After you enter the dug portion of the alligator river canal there is a concrete face-wall about 75-100' long it is in the middle of no-where it is on the north side of the canal if you draw 4' or less you can tie up to itas we did to walk our dogs. we were there on thanksgiving 07 and spent the night had to tie to small trees. there are no structures or roads in the vicinity . it was just someplace to rest, if the weather is poor on the alligator river north it could be a safe place to hide out. Extremely secluded.


----------



## Fareast (Nov 15, 2006)

Painkiller, 

I probably should not have been so quick to put them down, obviously if they were really a problem no one would go there...The next time we go through there I will try and give them another chance...


----------



## cssdengr (May 9, 2006)

I've made the Baltimore to New River, NC run four times in the last five years. Favorite places are Tidewater Yacht in Portsmouth, Pelican Marina in Elizabeth City NC and Casper's Marina in Swansboro NC. If you need work done there's no-where better than Bock's Marine on the cut just above Morehead City. I've always been able to sail on the Neuse and Albemarle, not much anywhere else. Although I've gone both ways I prefer the Dismal 
Swamp route as that way you get to go through Elizabeth City. Too bad hearing that Alligator River Marina is less than great; the one time I stopped there to avoid a front I thought they were the nicest people I'd met on the waterway.


----------



## joethecobbler (Apr 10, 2007)

Another over-looked location on the ICW is Daytona Beach. Great calm anchor spot south of the Seabreeze Bridge (just north of Main Street Bridge), it's a great spot to anchor because it's a no-wake zone (calm) also there is a public ramp on the East side under the bridge and you can walk up seabreeze Ave to stores/rest. on seabreaze. On the west side is a laundry and gas station,also the public transportation (bus) passes by each hour and for $1.50 will take you anywhere you need to go. If your into nightlife it's all within walking distance or a dinghy ride. 
If you pass by during the daytime there is a t-dock ( 75'-100' of dock >10' depth) just south of the Main Str. bridge on the west side where you can dock for free during the day and walk your pets or walk to Beach Sreet to rest/bars etc. There are no signs restricting overnight dockage , but the Manatee Island park that the dock extends from closes at sundown and they lock the entrance gates (keeps the bums out). 
I don't know why the City of Daytona Beach doesn't promote itself more to the bi-annual boater migration.


----------



## JamyZ (Mar 22, 2010)

Anyone know of good/reliable anchorages around Colonial Beach, VA area?


----------



## SVAuspicious (Oct 31, 2006)

JamyZ said:


> Anyone know of good/reliable anchorages around Colonial Beach, VA area?
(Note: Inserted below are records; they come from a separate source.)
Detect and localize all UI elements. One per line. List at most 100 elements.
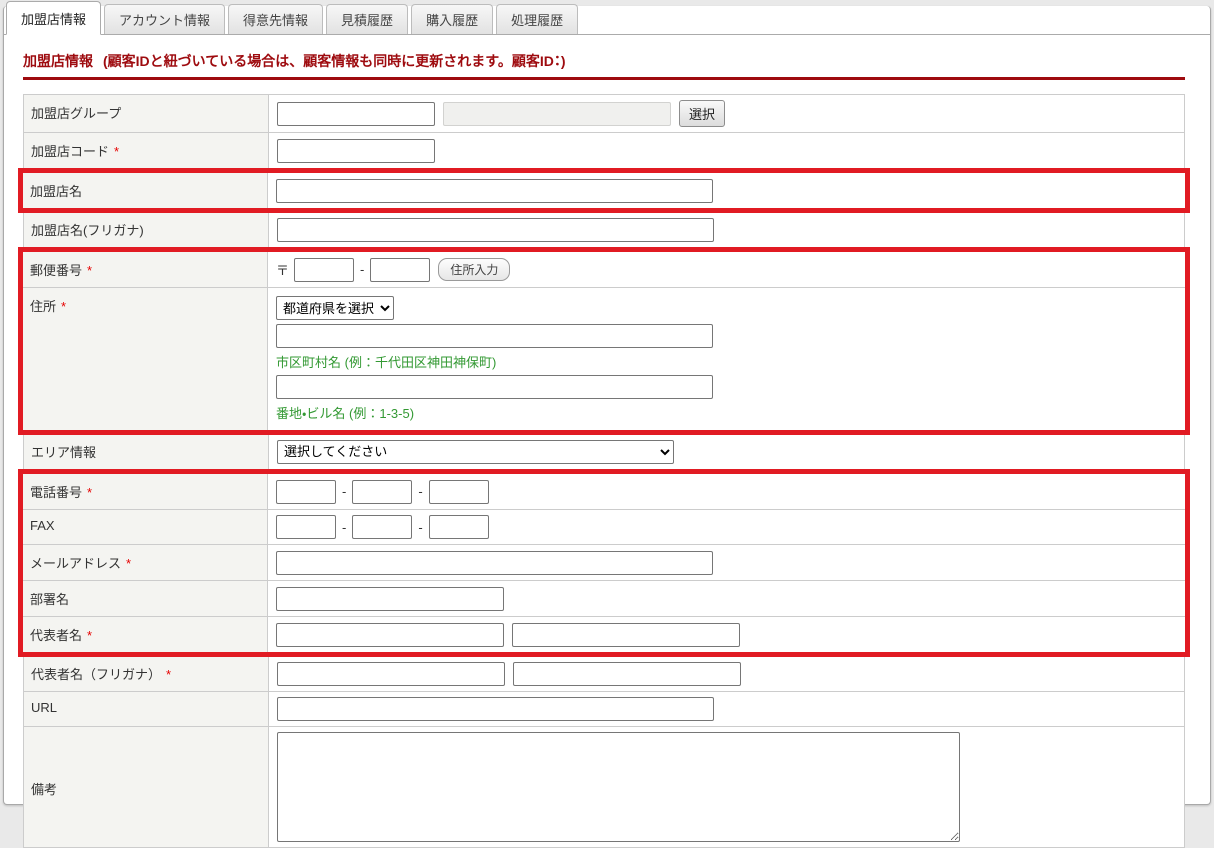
row-merchant-name: 加盟店名 bbox=[23, 173, 1185, 208]
representative-kana-input-last[interactable] bbox=[277, 661, 505, 686]
tab-quote-history[interactable]: 見積履歴 bbox=[326, 4, 409, 34]
required-marker: * bbox=[166, 667, 172, 682]
label-text: 加盟店コード bbox=[31, 144, 110, 159]
title-divider bbox=[23, 77, 1185, 80]
prefecture-select[interactable]: 都道府県を選択 bbox=[276, 296, 394, 320]
merchant-name-value bbox=[268, 173, 1185, 208]
row-url: URL bbox=[24, 692, 1184, 727]
address-lookup-button[interactable]: 住所入力 bbox=[438, 258, 511, 281]
highlight-contact-block: 電話番号 * - - FAX - - メールアドレス * 部署名 代表者名 * bbox=[18, 469, 1190, 657]
row-postal-code: 郵便番号 * 〒 - 住所入力 bbox=[23, 252, 1185, 288]
phone-input-1[interactable] bbox=[276, 479, 336, 504]
tab-purchase-history[interactable]: 購入履歴 bbox=[411, 4, 494, 34]
department-label: 部署名 bbox=[23, 581, 268, 616]
label-text: 備考 bbox=[31, 782, 58, 797]
address-value: 都道府県を選択 市区町村名 (例：千代田区神田神保町) 番地・ビル名 (例：1-… bbox=[268, 288, 1185, 430]
url-value bbox=[269, 692, 1184, 726]
tab-account-info[interactable]: アカウント情報 bbox=[104, 4, 226, 34]
label-text: 加盟店グループ bbox=[31, 106, 122, 121]
tab-content: 加盟店情報 (顧客IDと紐づいている場合は、顧客情報も同時に更新されます。顧客ID… bbox=[4, 35, 1210, 848]
postal-code-value: 〒 - 住所入力 bbox=[268, 252, 1185, 287]
representative-input-last[interactable] bbox=[276, 622, 504, 647]
phone-input-2[interactable] bbox=[352, 479, 413, 504]
dash-separator: - bbox=[418, 519, 423, 535]
fax-input-1[interactable] bbox=[276, 515, 336, 539]
representative-kana-value bbox=[269, 656, 1184, 691]
postal-code-input-1[interactable] bbox=[294, 257, 355, 282]
tab-bar: 加盟店情報 アカウント情報 得意先情報 見積履歴 購入履歴 処理履歴 bbox=[4, 1, 1210, 35]
merchant-name-kana-input[interactable] bbox=[277, 217, 714, 242]
tab-merchant-info[interactable]: 加盟店情報 bbox=[6, 1, 102, 35]
required-marker: * bbox=[87, 485, 93, 500]
url-label: URL bbox=[24, 692, 269, 726]
merchant-group-select-button[interactable]: 選択 bbox=[679, 100, 726, 127]
fax-label: FAX bbox=[23, 510, 268, 544]
merchant-group-value: 選択 bbox=[269, 95, 1184, 132]
label-text: 住所 bbox=[30, 299, 57, 314]
area-select[interactable]: 選択してください bbox=[277, 439, 674, 464]
postal-code-label: 郵便番号 * bbox=[23, 252, 268, 287]
department-input[interactable] bbox=[276, 586, 504, 611]
notes-value bbox=[269, 727, 1184, 847]
postal-code-input-2[interactable] bbox=[370, 257, 431, 282]
city-input[interactable] bbox=[276, 324, 713, 348]
merchant-name-kana-label: 加盟店名(フリガナ) bbox=[24, 212, 269, 247]
label-text: 加盟店名(フリガナ) bbox=[31, 223, 144, 238]
fax-value: - - bbox=[268, 510, 1185, 544]
label-text: エリア情報 bbox=[31, 445, 97, 460]
department-value bbox=[268, 581, 1185, 616]
required-marker: * bbox=[126, 556, 132, 571]
address-label: 住所 * bbox=[23, 288, 268, 430]
phone-value: - - bbox=[268, 474, 1185, 509]
label-text: 郵便番号 bbox=[30, 263, 83, 278]
row-representative: 代表者名 * bbox=[23, 617, 1185, 652]
merchant-form: 加盟店グループ 選択 加盟店コード * 加盟店名 加盟店名(フリガナ) 郵便番号… bbox=[18, 94, 1190, 848]
row-phone: 電話番号 * - - bbox=[23, 474, 1185, 510]
notes-textarea[interactable] bbox=[277, 732, 960, 842]
tab-customer-info[interactable]: 得意先情報 bbox=[228, 4, 324, 34]
label-text: URL bbox=[31, 700, 58, 715]
representative-value bbox=[268, 617, 1185, 652]
merchant-code-label: 加盟店コード * bbox=[24, 133, 269, 168]
row-notes: 備考 bbox=[24, 727, 1184, 848]
row-area-info: エリア情報 選択してください bbox=[24, 434, 1184, 470]
highlight-merchant-name: 加盟店名 bbox=[18, 168, 1190, 213]
fax-input-2[interactable] bbox=[352, 515, 413, 539]
row-fax: FAX - - bbox=[23, 510, 1185, 545]
merchant-group-input[interactable] bbox=[277, 101, 435, 126]
row-department: 部署名 bbox=[23, 581, 1185, 617]
page-title-text: 加盟店情報 bbox=[23, 53, 93, 69]
postal-mark: 〒 bbox=[276, 263, 290, 278]
merchant-code-value bbox=[269, 133, 1184, 168]
merchant-name-label: 加盟店名 bbox=[23, 173, 268, 208]
merchant-group-label: 加盟店グループ bbox=[24, 95, 269, 132]
area-info-value: 選択してください bbox=[269, 434, 1184, 469]
required-marker: * bbox=[114, 144, 120, 159]
page-title-note: (顧客IDと紐づいている場合は、顧客情報も同時に更新されます。顧客ID：) bbox=[103, 53, 566, 69]
merchant-code-input[interactable] bbox=[277, 138, 435, 163]
row-merchant-name-kana: 加盟店名(フリガナ) bbox=[24, 212, 1184, 248]
representative-kana-input-first[interactable] bbox=[513, 661, 741, 686]
email-value bbox=[268, 545, 1185, 580]
fax-input-3[interactable] bbox=[428, 515, 489, 539]
email-input[interactable] bbox=[276, 550, 713, 575]
merchant-name-kana-value bbox=[269, 212, 1184, 247]
notes-label: 備考 bbox=[24, 727, 269, 847]
merchant-group-display bbox=[443, 101, 671, 126]
area-info-label: エリア情報 bbox=[24, 434, 269, 469]
label-text: 電話番号 bbox=[30, 485, 83, 500]
representative-input-first[interactable] bbox=[512, 622, 740, 647]
highlight-postal-address: 郵便番号 * 〒 - 住所入力 住所 * 都道府県を選択 市区町村名 (例：千代… bbox=[18, 247, 1190, 435]
row-address: 住所 * 都道府県を選択 市区町村名 (例：千代田区神田神保町) 番地・ビル名 (… bbox=[23, 288, 1185, 430]
row-merchant-group: 加盟店グループ 選択 bbox=[24, 95, 1184, 133]
tab-process-history[interactable]: 処理履歴 bbox=[496, 4, 579, 34]
street-input[interactable] bbox=[276, 375, 713, 399]
label-text: 代表者名 bbox=[30, 628, 83, 643]
dash-separator: - bbox=[342, 484, 347, 499]
email-label: メールアドレス * bbox=[23, 545, 268, 580]
row-merchant-code: 加盟店コード * bbox=[24, 133, 1184, 169]
phone-input-3[interactable] bbox=[428, 479, 489, 504]
row-representative-kana: 代表者名（フリガナ） * bbox=[24, 656, 1184, 692]
merchant-name-input[interactable] bbox=[276, 178, 713, 203]
url-input[interactable] bbox=[277, 697, 714, 721]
Behind Cobb Island is fine. If you need to be on the VA side of the river and the weather is settled you can anchor just East of R2 into Colonial Beach/Monroe Creek. If you go too far in toward Monroe Creek the bottom gets quite hard.

You can also anchor along the beach in Colonial Beach, feeling your way in until you reach a comfortable depth, again if the weather is settled. I've spend many many nights at anchor in similar grounds along Mason Neck. In Colonial Beach the tidal current is stronger than further up the river so pay mind to your ground tackle.


----------



## JamyZ (Mar 22, 2010)

SVAuspicious said:


> Behind Cobb Island is fine. If you need to be on the VA side of the river and the weather is settled you can anchor just East of R2 into Colonial Beach/Monroe Creek. If you go too far in toward Monroe Creek the bottom gets quite hard.
> 
> You can also anchor along the beach in Colonial Beach, feeling your way in until you reach a comfortable depth, again if the weather is settled. I've spend many many nights at anchor in similar grounds along Mason Neck. In Colonial Beach the tidal current is stronger than further up the river so pay mind to your ground tackle.


im looking for a place to anchor or set out on a mooring ball with fairly easy dinghy access from virginia side, while i get the boat ready for sail. there are lots of spots like this in florida however i am new to virginia waters and need some experienced advice.


----------



## sailingdog (Mar 19, 2006)

If you're looking to set up a mooring, you'll need to contact the local harbormaster, as most places require you to have a permit or other permission to setup a mooring.


JamyZ said:


> im looking for a place to anchor or set out on a mooring ball with fairly easy dinghy access from virginia side, while i get the boat ready for sail. there are lots of spots like this in florida however i am new to virginia waters and need some experienced advice.


----------



## SVAuspicious (Oct 31, 2006)

JamyZ said:


> im looking for a place to anchor or set out on a mooring ball with fairly easy dinghy access from virginia side, while i get the boat ready for sail. there are lots of spots like this in florida however i am new to virginia waters and need some experienced advice.


If I remember right there are some mooring balls up in Monroe Bay. I don't know if they are private or rental, or if rental who manages them. Are you in the area already? Head down to the marina at the end of Irving Ave where the Dockside Restaurant is. I'm sure the dockmaster there knows.

It has been a while since I explored putting in a private mooring in VA and I don't recall the details. You could check with the Virginia Marine Resources Commission for information.

You might also call Winkie Doodle Marina (no kidding), also on Monroe Bay. They had quite low rates for slips when I last was around Colonial Beach.

There is some pretty skinny water up in there - what is the draft on your boat?

I don't believe Colonial Beach has a Harbormaster. There are dockmasters of various skill levels at the marinas and the state Marine Police.


----------